Many times over the decades, Western officials and analysts have declared the emergence of "a new Middle East." Such declarations have generally turned out to be premature, but today the people of the region are indeed constructing something new. Whether the transformation will turn out to benefit Middle Eastern publics is uncertain, but no one can doubt that the long-term implications will be profound.
In this roundtable, Emily Landau and I have argued that establishing a chemical-weapon-free zone in the Middle East would make a positive contribution to regional security. Mostafa Elwi Saif has argued that banning chemical weapons makes no sense without banning nuclear weapons as well. Disagreement on a point such as this is no surprise. What's difficult to dispute, I think, is that regional security will remain problematic until governments accept international norms such as the norm that forbids the use of chemical weapons—and until, more broadly, governance in the region is liberalized.

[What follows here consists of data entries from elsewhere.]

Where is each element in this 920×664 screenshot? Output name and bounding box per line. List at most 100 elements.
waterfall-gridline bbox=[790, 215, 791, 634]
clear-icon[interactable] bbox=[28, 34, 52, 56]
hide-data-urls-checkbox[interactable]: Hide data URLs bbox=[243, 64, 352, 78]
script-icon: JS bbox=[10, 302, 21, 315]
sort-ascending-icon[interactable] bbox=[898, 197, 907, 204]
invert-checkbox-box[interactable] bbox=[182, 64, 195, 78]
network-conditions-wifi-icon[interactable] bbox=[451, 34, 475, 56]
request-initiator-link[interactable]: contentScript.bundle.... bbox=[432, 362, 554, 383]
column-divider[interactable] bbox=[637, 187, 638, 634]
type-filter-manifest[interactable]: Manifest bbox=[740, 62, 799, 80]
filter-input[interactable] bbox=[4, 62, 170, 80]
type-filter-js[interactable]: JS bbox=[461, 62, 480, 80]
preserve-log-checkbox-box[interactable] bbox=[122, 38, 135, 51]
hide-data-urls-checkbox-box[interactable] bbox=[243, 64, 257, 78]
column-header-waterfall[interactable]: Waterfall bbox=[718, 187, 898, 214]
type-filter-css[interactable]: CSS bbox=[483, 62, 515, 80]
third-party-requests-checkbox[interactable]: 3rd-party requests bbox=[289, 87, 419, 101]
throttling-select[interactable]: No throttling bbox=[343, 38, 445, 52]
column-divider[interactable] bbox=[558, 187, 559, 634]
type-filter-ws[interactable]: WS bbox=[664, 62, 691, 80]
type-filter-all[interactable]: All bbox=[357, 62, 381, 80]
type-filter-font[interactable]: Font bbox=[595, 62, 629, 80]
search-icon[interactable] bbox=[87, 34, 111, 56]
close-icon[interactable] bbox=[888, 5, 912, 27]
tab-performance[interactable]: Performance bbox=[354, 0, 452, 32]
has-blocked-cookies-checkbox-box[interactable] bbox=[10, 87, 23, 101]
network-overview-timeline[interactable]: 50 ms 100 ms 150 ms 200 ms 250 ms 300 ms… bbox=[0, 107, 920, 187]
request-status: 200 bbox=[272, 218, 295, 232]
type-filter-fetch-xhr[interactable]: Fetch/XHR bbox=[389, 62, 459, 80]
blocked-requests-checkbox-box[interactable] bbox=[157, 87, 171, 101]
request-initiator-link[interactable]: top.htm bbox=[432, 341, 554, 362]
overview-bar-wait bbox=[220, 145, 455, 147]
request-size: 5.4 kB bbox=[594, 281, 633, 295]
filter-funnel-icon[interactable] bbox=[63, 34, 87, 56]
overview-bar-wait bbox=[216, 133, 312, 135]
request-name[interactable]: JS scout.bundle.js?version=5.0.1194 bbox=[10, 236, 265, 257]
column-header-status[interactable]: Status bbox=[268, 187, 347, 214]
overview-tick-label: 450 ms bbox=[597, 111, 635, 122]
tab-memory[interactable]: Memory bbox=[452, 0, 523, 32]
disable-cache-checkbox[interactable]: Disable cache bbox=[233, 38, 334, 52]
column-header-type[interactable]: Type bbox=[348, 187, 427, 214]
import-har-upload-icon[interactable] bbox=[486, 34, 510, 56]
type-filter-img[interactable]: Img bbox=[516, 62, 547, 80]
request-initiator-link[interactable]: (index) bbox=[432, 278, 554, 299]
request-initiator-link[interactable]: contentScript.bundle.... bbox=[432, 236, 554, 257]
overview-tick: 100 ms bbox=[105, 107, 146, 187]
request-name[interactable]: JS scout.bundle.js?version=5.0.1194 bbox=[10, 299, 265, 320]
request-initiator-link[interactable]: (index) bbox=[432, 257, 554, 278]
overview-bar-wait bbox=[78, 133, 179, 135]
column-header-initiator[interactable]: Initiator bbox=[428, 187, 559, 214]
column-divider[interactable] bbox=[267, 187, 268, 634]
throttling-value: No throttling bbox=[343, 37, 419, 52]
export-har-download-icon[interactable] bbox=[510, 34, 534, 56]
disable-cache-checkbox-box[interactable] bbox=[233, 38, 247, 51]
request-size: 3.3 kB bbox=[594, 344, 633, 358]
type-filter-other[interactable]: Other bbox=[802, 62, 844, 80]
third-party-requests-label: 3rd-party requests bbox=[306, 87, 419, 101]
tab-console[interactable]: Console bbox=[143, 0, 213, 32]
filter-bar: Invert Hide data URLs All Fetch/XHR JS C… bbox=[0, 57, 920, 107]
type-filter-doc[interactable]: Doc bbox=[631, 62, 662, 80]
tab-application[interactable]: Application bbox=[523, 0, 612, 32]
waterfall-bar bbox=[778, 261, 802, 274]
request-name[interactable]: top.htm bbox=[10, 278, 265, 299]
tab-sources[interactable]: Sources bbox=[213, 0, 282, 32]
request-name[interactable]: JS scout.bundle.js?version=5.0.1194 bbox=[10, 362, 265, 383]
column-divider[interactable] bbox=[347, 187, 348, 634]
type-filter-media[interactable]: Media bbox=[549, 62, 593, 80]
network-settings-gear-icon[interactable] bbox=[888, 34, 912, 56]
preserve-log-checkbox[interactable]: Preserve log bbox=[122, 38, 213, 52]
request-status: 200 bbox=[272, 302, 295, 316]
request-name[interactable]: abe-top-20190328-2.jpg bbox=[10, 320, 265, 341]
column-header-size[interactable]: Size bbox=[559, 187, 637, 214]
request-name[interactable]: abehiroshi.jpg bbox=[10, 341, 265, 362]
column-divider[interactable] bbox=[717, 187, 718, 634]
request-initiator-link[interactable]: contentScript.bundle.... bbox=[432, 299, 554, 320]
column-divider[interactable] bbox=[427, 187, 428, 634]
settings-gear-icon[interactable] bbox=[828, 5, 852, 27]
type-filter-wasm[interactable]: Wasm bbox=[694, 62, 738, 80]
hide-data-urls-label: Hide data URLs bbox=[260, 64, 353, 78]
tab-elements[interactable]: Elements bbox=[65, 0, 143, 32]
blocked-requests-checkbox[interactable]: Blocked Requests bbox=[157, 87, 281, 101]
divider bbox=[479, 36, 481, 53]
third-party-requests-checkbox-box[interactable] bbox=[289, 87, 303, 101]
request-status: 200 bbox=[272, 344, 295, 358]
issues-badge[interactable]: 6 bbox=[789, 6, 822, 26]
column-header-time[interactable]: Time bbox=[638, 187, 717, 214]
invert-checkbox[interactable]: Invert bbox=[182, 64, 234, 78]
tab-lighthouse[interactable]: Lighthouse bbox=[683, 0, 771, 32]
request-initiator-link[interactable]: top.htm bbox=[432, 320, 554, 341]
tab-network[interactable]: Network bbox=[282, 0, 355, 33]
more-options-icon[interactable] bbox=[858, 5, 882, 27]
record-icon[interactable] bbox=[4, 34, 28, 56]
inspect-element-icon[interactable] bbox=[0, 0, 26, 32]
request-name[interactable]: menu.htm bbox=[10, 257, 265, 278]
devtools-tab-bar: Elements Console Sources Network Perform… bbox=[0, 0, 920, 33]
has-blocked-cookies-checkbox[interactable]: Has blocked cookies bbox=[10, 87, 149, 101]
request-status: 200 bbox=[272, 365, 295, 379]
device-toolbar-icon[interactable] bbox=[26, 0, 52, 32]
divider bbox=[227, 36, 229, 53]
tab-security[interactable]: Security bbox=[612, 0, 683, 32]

Only when nations demonstrate greater respect for representative government, the rule of law, and the integrity of human life can the Middle East's enduring security challenges be addressed.
Syria, my own nation, demonstrates the consequences of failure to pursue such ideals. There, an already brutal civil war has been complicated by the actions of foreign non-state actors such as the militant Shiite group Hezbollah and the radical Sunni organization known as the Islamic State of Iraq and Syria (which was affiliated with Al Qaeda until that group disavowed it in early February). These organizations, though they are rivals in the sectarian sense, have much in common. They adhere to extreme, arbitrary versions of Islam. They espouse ideologies focused on hatred of, and a desire to eliminate, those who do not share their points of view. They reject all notions of human integrity and other people's right to exist peacefully. They exhibit an extraordinary level of savagery. And neither group has displayed any compunction about crossing international borders to kill Syrians. But if it weren't for brutal, repressive regimes such as that of Bashar Al-Assad—regimes that display no respect for the rule of law or for basic humanity—factions like these would not exist.
As the Middle East turns a new page of history, one of its greatest security challenges is to strip radical movements of their legitimacy. Achieving this will require an embrace of liberalism—an embrace of democratization, devolution of power, and respect for basic human values.